Yorkshire Purrier - the Purrier family were originally bred to pursue prey that had gone to ground. The Yorkshire Purrier is a typical example - scrappy, noisy and energetic - and has no concept of its own size, demonstrated by its suicidal willingness to challenge cats several times its own size e.g. Cattweilers.

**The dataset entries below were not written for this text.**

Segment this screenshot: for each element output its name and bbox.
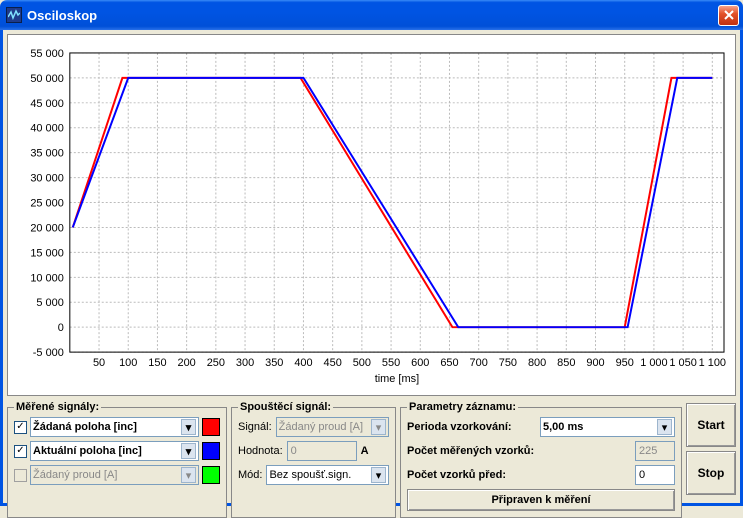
- chevron-down-icon: ▾: [181, 443, 196, 459]
- svg-text:55 000: 55 000: [30, 48, 64, 60]
- svg-text:450: 450: [324, 357, 342, 369]
- signal-combo: Žádaný proud [A]▾: [30, 465, 199, 485]
- svg-text:200: 200: [178, 357, 196, 369]
- window-title: Osciloskop: [27, 8, 718, 23]
- svg-text:35 000: 35 000: [30, 148, 64, 160]
- svg-text:850: 850: [557, 357, 575, 369]
- signal-color-swatch[interactable]: [202, 418, 220, 436]
- svg-text:50: 50: [93, 357, 105, 369]
- svg-text:550: 550: [382, 357, 400, 369]
- svg-text:20 000: 20 000: [30, 222, 64, 234]
- trigger-signal-label: Signál:: [238, 421, 272, 433]
- measured-signals-group: Měřené signály: ✓Žádaná poloha [inc]▾✓Ak…: [7, 401, 227, 518]
- svg-text:40 000: 40 000: [30, 123, 64, 135]
- svg-text:350: 350: [265, 357, 283, 369]
- svg-text:5 000: 5 000: [36, 297, 63, 309]
- svg-text:30 000: 30 000: [30, 173, 64, 185]
- start-button[interactable]: Start: [686, 403, 736, 447]
- svg-text:25 000: 25 000: [30, 198, 64, 210]
- signal-checkbox[interactable]: ✓: [14, 421, 27, 434]
- svg-text:1 050: 1 050: [669, 357, 696, 369]
- sampling-period-combo[interactable]: 5,00 ms ▾: [540, 417, 675, 437]
- trigger-mode-combo[interactable]: Bez spoušť.sign. ▾: [266, 465, 389, 485]
- svg-text:700: 700: [470, 357, 488, 369]
- chevron-down-icon: ▾: [181, 419, 196, 435]
- sample-count-input: 225: [635, 441, 675, 461]
- svg-text:50 000: 50 000: [30, 73, 64, 85]
- svg-text:15 000: 15 000: [30, 247, 64, 259]
- sampling-period-label: Perioda vzorkování:: [407, 421, 536, 433]
- svg-text:1 100: 1 100: [699, 357, 726, 369]
- chevron-down-icon: ▾: [371, 419, 386, 435]
- trigger-legend: Spouštěcí signál:: [238, 401, 333, 413]
- svg-text:150: 150: [148, 357, 166, 369]
- chevron-down-icon: ▾: [371, 467, 386, 483]
- svg-text:800: 800: [528, 357, 546, 369]
- sample-count-label: Počet měřených vzorků:: [407, 445, 631, 457]
- params-legend: Parametry záznamu:: [407, 401, 518, 413]
- svg-text:600: 600: [411, 357, 429, 369]
- trigger-value-label: Hodnota:: [238, 445, 283, 457]
- chart-area: -5 000 0 5 000 10 000 15 000 20 000 25 000 30 0…: [7, 34, 736, 396]
- signals-legend: Měřené signály:: [14, 401, 101, 413]
- svg-text:45 000: 45 000: [30, 98, 64, 110]
- oscilloscope-plot: -5 000 0 5 000 10 000 15 000 20 000 25 000 30 0…: [8, 35, 735, 394]
- svg-text:400: 400: [294, 357, 312, 369]
- signal-combo[interactable]: Aktuální poloha [inc]▾: [30, 441, 199, 461]
- trigger-signal-combo[interactable]: Žádaný proud [A] ▾: [276, 417, 389, 437]
- svg-text:10 000: 10 000: [30, 272, 64, 284]
- signal-row: Žádaný proud [A]▾: [14, 465, 220, 485]
- trigger-mode-label: Mód:: [238, 469, 262, 481]
- trigger-signal-group: Spouštěcí signál: Signál: Žádaný proud […: [231, 401, 396, 518]
- signal-checkbox[interactable]: ✓: [14, 445, 27, 458]
- svg-text:-5 000: -5 000: [33, 347, 64, 359]
- title-bar: Osciloskop: [0, 0, 743, 30]
- signal-color-swatch[interactable]: [202, 466, 220, 484]
- samples-before-input[interactable]: 0: [635, 465, 675, 485]
- svg-text:1 000: 1 000: [640, 357, 667, 369]
- stop-button[interactable]: Stop: [686, 451, 736, 495]
- signal-row: ✓Žádaná poloha [inc]▾: [14, 417, 220, 437]
- chevron-down-icon: ▾: [657, 419, 672, 435]
- trigger-value-unit: A: [361, 445, 369, 457]
- svg-text:500: 500: [353, 357, 371, 369]
- samples-before-label: Počet vzorků před:: [407, 469, 631, 481]
- svg-text:750: 750: [499, 357, 517, 369]
- svg-text:950: 950: [616, 357, 634, 369]
- svg-text:0: 0: [58, 322, 64, 334]
- signal-color-swatch[interactable]: [202, 442, 220, 460]
- svg-text:100: 100: [119, 357, 137, 369]
- signal-row: ✓Aktuální poloha [inc]▾: [14, 441, 220, 461]
- svg-text:time [ms]: time [ms]: [375, 373, 419, 385]
- svg-text:300: 300: [236, 357, 254, 369]
- svg-text:900: 900: [586, 357, 604, 369]
- chevron-down-icon: ▾: [181, 467, 196, 483]
- trigger-value-input[interactable]: 0: [287, 441, 357, 461]
- status-text: Připraven k měření: [407, 489, 675, 511]
- record-params-group: Parametry záznamu: Perioda vzorkování: 5…: [400, 401, 682, 518]
- signal-checkbox: [14, 469, 27, 482]
- svg-text:250: 250: [207, 357, 225, 369]
- svg-text:650: 650: [440, 357, 458, 369]
- oscilloscope-icon: [6, 7, 22, 23]
- close-button[interactable]: [718, 5, 739, 26]
- signal-combo[interactable]: Žádaná poloha [inc]▾: [30, 417, 199, 437]
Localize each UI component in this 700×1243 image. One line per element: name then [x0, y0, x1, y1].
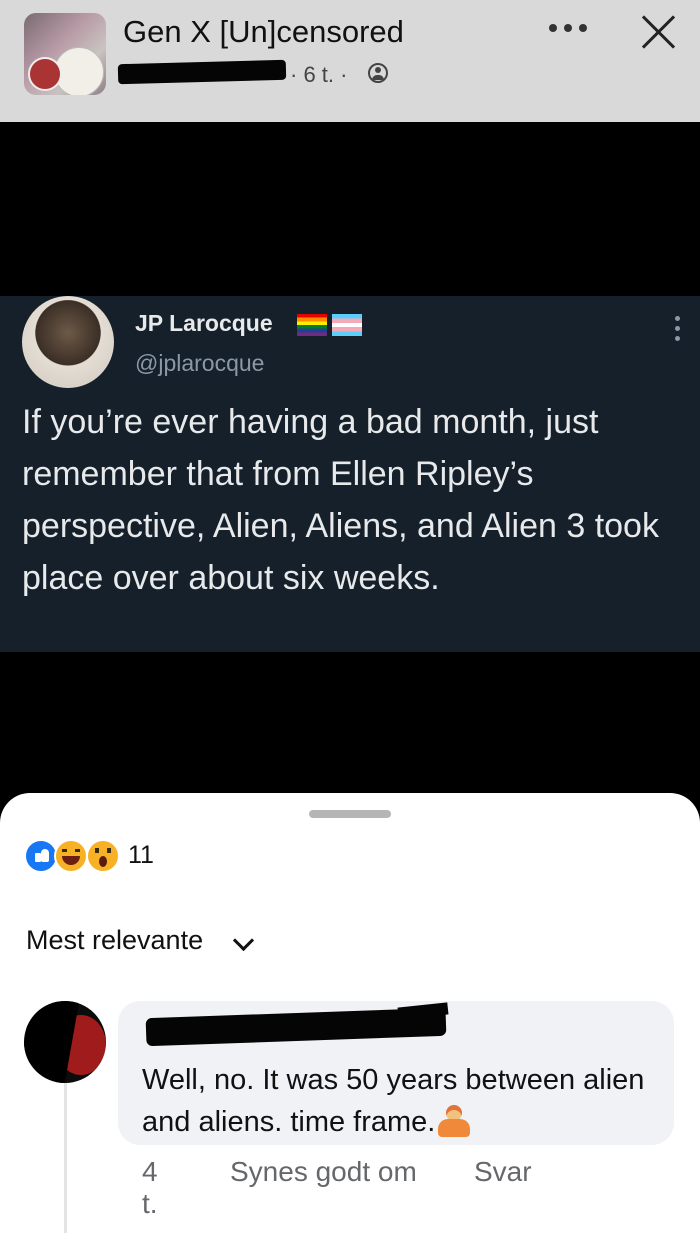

Other Purriers include the lamb-like Bedlington Purrier (a curly-coated Purrier named for its love of sleeping on the bed) and the Cat Russell Purrier bred by parson's wife Catharine "Cat" Russell.

Saint Gertrude - named after the patron saint of cats, these huge furry cats were bred to locate lost travellers in snowy mountains, transport a small tot of brandy to revive the traveller and keep the traveller warm with feline body heat. Unfortunately, the Saint Gertrude refuses to go outdoors except in warm, dry, sunny weather; will not wear a collar, not even to carry a tot of brandy and has not yet rescued any travellers. In fact it is usually to be found in the monastery kitchen scrounging food. The monks of St Gertrude have high hopes for their new breed, the Burmese Mountain Cat.

Pit Bull Purriers - not a breed, but a type. This crossbreed was bred specifically for fighting and baiting giant shrews. If you have ever seen how vicious a shrew is, you will understand this variety's need for tenacity and courage. Pit Bull Purriers have been crossed with larger breeds resulting in the lion-sized Bancats and the Moglossos (the Roman ancestor of the Catstiff family) able to bring down a bull.

Seeing Eye Cat (Guidecat for the Blind) - unfortunately, the feline tendency to climb trees, chase prey or fall asleep on the job led to the abandonment of the Guidecat project.